This is a cautionary tale of what can happen to an entire economy when a speculative bubble bursts.
It all started with John Law, a Scottish economist and gambler, who it was claimed was able to win card games by mentally calculating the odds. Furthermore, he believed that the creation of money led to the stimulation of the economy. He also believed that paper money was preferable to coins and dividend-paying shares were the best type of money.
Now this man, with these ideas, became the French Controller General of Finances during the regency of the underage Louis XV of France.
To this must be added that he understood that in those days, it was possible, with the right connections, to get away with anything.
This led him in 1716 to set up a private bank called Banque Générale in France. Then within a year he got it nationalised and had its name changed to Banque Royale.
The bank was funded by a private bank backed by John Law and the underage Louis XV, through his Regent, the Duke of Orléans.
Interestingly, most of the bank’s capital was made up of government bills and bank notes printed by the bank that were backed by silver. Unfortunately, it was only partly supported by silver, but it made people think it was a reserve bank.
The Mississippi Company
Law set up this company and then funded it through the bank. It became a business, which had a monopoly in the French colonies of both North America and the West Indies. In 1717, it even got a royal grant giving it exclusive trading rights for 25 years.
The lessons from the Mississippi Company
The Mississippi Company is a tale of what happens in speculative bubbles and the sort of effect their collapse can have on a country’s economy. It shows how when everything goes mad and everyone speculates on the assumption they will become rich, things can go wrong.
France at the time
France was struggling with an unbalanced currency and an unpredictable treasury as it had been for some time, this led John Law to introduce a plan to settle the nation’s debts. He decided to sell the Mississippi Company’s shares, and to start paying off the vast debt that had been created by King Louis XIV.
At this time the Mississippi Company was investing in the U.S. French territories and appeared to be phenomenally successful. Very quickly it appeared to have a monopoly on French tobacco in the region.
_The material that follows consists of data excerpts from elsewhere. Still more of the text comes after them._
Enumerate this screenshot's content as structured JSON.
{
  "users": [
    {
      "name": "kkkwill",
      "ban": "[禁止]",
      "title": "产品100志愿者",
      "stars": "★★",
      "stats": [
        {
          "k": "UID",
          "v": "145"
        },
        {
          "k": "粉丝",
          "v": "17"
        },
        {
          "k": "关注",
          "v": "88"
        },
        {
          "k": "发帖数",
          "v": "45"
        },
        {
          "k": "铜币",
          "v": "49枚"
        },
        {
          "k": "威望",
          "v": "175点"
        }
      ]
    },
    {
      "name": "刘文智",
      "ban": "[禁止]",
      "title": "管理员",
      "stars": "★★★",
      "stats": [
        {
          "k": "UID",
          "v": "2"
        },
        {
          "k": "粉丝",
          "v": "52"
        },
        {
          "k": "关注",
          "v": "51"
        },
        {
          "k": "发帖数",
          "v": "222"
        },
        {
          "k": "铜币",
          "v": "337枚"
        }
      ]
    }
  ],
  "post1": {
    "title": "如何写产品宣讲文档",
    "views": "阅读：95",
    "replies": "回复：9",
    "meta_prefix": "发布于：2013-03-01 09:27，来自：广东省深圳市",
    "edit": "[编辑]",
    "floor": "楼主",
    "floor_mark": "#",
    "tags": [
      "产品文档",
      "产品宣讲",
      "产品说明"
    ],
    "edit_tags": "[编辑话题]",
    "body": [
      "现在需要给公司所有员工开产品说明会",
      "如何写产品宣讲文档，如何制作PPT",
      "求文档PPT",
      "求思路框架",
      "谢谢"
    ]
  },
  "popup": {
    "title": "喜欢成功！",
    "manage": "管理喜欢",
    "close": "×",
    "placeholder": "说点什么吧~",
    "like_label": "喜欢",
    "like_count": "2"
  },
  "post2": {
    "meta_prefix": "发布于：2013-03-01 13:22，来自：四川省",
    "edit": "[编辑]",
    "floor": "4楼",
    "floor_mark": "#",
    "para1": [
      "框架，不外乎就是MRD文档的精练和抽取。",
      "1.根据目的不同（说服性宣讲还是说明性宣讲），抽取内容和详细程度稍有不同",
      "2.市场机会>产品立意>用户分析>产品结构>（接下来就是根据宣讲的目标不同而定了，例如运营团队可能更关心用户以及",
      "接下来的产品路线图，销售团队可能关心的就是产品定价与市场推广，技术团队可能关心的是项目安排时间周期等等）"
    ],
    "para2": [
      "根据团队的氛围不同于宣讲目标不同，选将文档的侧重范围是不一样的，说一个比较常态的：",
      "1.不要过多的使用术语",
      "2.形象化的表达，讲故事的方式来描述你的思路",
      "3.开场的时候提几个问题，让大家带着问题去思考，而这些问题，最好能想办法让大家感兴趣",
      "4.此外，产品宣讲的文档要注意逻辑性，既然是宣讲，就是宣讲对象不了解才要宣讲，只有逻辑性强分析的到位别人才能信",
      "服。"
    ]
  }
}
Within two years it had a monopoly of all French trade with the new world, thanks to the support of the French government.
The share price grew, the public started buying more and more shares.
Law then realised if he could sell these shares at this high price, he could use the profit to pay down France’s national debt. Now as France didn’t have the money to pay for them, he created billets d’etat, state-issued public securities, which immediately rose in value.
This led to a period of wild speculation, which in turn led to a general stock-market boom across Europe. The French government started printing more, and then more paper money, which the state’s creditors immediately used to buy even more shares in the Company.
With so much paper money around they got galloping inflation, with the result that paper money and state-issued public securities lost value. They became valueless.
Now at the same time those expected profits from the Mississippi Company’s operations didn’t happen. Therefore, as the company’s stock was so linked to the state’s finances, when the share value dropped, there was a stock market crash. However, the crash wasn’t just in France, but it was found that other countries had also invested, which resulted in a complete disaster in 1720.
Of course, they had to find a scapegoat, that was easy, Law, he fled from France, leaving behind the shell of his Mississippi Company. The enormous debts of his company and bank were then taken over by the state, which increased taxes to clear them, as governments always do!